Singular is the answer that Jesus gives to the rich young man who challenges him by calling him a "good teacher" (Mark 10). Jesus replies: "no one is good, except one alone, that is God". I don't think Jesus said that phrase out of saintliness. If he said it, it is to distance us from the temptation to think we are good. I am not good. I am capable of anything if God abandons me. If I want to follow God's will, I need His help. To Saint Paul who was grieving because he did things he did not want, the Lord says: "My grace is enough for you". Grace is the help of God, a help that comes from outside of ourselves even if it acts in the depths of our conscience.
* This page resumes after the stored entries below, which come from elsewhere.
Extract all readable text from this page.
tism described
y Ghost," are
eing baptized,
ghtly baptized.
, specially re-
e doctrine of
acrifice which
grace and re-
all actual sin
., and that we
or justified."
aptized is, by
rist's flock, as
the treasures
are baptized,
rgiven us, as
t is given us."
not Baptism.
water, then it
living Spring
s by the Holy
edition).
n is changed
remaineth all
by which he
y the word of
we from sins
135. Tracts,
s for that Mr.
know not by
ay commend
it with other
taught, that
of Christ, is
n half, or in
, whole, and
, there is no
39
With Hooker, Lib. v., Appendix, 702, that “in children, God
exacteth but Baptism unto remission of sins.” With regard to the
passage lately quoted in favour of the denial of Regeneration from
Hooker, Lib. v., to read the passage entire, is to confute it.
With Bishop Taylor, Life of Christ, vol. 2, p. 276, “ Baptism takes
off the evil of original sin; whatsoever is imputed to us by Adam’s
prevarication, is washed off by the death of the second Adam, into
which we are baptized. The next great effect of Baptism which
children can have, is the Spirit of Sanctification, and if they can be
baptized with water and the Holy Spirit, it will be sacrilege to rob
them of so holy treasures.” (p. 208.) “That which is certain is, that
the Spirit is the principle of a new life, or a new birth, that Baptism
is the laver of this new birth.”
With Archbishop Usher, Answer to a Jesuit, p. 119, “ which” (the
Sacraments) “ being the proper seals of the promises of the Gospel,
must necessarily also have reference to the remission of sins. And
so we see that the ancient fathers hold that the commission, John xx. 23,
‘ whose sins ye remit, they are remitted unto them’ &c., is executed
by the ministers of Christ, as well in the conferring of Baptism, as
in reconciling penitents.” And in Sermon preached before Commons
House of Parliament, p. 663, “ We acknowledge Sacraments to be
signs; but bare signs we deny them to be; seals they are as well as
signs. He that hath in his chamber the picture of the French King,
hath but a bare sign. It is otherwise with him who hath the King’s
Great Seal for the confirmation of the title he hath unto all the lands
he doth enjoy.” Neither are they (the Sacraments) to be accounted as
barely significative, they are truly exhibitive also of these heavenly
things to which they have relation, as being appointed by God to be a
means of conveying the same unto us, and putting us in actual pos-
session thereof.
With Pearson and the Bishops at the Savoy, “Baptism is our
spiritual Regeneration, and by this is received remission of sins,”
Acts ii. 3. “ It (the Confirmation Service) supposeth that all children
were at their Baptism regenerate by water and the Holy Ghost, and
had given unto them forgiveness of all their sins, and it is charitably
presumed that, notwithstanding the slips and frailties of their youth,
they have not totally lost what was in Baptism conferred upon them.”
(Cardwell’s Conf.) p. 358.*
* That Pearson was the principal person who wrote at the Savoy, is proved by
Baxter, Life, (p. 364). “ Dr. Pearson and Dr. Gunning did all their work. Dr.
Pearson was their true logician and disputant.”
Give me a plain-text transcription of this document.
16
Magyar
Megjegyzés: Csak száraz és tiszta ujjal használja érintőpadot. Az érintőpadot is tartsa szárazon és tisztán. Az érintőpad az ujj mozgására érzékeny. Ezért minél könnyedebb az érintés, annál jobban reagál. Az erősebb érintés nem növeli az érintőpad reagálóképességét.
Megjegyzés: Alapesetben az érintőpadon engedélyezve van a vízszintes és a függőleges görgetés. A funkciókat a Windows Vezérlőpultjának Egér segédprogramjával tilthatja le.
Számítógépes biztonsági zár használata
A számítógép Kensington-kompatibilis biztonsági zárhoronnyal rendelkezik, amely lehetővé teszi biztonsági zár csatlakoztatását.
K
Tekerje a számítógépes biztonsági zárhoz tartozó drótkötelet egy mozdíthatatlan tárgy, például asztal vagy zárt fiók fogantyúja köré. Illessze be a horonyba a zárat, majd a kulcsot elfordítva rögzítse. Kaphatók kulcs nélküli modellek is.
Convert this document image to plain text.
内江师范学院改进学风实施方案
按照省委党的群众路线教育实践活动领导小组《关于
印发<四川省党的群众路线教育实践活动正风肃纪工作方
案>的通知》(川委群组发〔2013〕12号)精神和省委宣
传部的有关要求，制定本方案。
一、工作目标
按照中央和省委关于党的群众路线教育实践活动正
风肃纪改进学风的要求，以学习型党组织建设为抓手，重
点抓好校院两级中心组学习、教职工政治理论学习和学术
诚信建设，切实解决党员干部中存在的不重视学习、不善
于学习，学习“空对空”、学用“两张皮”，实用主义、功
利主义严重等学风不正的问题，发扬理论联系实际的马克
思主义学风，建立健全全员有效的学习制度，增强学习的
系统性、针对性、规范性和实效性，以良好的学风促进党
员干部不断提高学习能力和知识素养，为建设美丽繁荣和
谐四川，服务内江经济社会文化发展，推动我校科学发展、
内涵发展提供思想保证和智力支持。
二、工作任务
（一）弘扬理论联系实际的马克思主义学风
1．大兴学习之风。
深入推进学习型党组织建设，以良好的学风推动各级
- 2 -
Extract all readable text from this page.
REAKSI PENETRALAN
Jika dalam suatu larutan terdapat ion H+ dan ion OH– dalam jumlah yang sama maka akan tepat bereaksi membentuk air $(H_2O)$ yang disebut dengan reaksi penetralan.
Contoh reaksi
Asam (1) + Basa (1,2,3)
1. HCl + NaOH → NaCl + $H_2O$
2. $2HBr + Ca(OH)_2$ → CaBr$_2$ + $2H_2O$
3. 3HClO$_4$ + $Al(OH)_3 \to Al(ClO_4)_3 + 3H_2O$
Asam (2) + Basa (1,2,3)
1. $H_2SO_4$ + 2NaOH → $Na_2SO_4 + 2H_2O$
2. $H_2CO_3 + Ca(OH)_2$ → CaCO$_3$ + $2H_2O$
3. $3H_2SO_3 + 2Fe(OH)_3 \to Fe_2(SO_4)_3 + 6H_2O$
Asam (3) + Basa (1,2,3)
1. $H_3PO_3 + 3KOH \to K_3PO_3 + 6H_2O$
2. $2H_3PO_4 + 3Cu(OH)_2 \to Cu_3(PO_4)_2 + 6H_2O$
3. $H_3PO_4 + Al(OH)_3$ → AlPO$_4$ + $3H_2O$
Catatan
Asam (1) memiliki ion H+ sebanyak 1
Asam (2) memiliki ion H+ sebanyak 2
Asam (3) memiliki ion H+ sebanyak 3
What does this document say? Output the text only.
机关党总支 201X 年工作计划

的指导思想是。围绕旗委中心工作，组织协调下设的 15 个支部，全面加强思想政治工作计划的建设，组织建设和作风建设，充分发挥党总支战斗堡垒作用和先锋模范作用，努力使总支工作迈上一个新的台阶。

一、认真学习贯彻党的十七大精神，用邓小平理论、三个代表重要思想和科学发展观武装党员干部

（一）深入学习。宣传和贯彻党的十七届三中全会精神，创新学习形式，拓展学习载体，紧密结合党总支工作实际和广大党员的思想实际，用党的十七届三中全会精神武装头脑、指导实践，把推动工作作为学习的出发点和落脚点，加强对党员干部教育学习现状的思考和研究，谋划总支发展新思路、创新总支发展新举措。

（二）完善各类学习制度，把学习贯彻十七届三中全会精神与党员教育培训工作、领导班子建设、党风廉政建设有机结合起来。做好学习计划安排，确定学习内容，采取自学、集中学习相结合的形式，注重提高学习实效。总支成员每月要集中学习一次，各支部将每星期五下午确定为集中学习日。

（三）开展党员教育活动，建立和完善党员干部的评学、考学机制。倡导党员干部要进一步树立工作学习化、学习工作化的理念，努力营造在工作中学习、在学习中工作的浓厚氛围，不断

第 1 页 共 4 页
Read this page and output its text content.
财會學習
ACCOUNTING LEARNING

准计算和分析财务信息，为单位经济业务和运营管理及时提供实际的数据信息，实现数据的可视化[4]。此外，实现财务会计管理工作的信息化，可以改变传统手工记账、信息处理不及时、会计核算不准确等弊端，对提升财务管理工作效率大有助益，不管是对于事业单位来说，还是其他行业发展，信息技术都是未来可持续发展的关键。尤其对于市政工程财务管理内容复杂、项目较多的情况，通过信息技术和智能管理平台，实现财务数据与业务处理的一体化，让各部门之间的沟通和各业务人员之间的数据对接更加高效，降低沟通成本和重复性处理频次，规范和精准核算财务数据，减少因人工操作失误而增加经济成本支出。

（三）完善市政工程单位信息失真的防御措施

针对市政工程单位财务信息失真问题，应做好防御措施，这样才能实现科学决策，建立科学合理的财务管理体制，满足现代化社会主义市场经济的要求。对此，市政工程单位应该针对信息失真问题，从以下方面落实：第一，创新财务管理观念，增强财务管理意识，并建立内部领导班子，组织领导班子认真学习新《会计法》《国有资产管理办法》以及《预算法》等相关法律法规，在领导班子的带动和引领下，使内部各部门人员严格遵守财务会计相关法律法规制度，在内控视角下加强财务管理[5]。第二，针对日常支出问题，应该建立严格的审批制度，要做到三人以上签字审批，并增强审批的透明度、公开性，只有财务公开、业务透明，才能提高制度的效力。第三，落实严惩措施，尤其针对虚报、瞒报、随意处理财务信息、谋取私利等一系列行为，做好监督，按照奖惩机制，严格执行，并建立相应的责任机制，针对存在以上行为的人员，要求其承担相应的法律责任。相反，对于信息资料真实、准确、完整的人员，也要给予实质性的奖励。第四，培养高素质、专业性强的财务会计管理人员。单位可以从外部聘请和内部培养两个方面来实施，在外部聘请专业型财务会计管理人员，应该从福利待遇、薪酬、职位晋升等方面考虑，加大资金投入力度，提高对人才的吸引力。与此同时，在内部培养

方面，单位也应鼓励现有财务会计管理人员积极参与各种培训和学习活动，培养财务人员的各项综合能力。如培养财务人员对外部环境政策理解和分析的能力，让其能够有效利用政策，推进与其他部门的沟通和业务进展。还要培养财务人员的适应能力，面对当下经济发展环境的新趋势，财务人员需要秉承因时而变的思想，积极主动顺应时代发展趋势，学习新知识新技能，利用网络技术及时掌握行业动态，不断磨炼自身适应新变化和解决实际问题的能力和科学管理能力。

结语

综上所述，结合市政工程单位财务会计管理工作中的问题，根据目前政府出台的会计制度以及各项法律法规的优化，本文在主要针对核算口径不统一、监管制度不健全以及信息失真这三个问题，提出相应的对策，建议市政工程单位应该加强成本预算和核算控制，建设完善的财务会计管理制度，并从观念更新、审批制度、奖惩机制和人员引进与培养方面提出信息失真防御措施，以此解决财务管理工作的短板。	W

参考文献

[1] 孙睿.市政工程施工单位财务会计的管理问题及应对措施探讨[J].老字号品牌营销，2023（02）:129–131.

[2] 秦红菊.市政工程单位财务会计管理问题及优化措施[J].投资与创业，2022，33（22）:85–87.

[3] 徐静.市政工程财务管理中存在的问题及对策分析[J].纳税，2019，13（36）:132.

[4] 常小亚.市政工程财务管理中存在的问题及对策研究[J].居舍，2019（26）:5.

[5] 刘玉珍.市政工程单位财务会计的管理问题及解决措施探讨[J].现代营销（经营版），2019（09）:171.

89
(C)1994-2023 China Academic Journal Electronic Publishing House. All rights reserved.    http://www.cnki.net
I feel the need to clarify this point now that we are once again to freely access Mass and Communion with Jesus. A God who feeds himself is not only a Father who recommends us to be good, it is Christ with whom I have to identify myself. Although it seems ridiculous to me that I can identify myself with Jesus, I must desire it, even though I know it is an unattainable goal. Jesus exchanged his heart with Saint Catherine of Siena and wants to do it with each of us and this is different from the simple desire to be "good".
God is other than me. It is true that I have been adopted as his son, but I am nothing compared to him and it is good that this is clear to me. At the Last Supper, Jesus calls the apostles "friends" and I am also in the number, but this friendship must be cultivated. This is the mystery that surrounds the Christian who wishes to live in God like fish in water but is weighed down by his miseries and by the distance between man and God. The relationship with God is the life of the Christian, but this relationship is not definable to our liking but depends on its grace. The Christian is an "employee", he can also be a lover, but there is an addiction to God that must not be forgotten. Therefore there is a need for prayer, Mass and Communion.
They are fundamental and well known truths but I feel the need to remember them because the commitment to be good can be treacherous and make me think that it is something that I decide for myself. No. It is the relationship with Jesus that matters.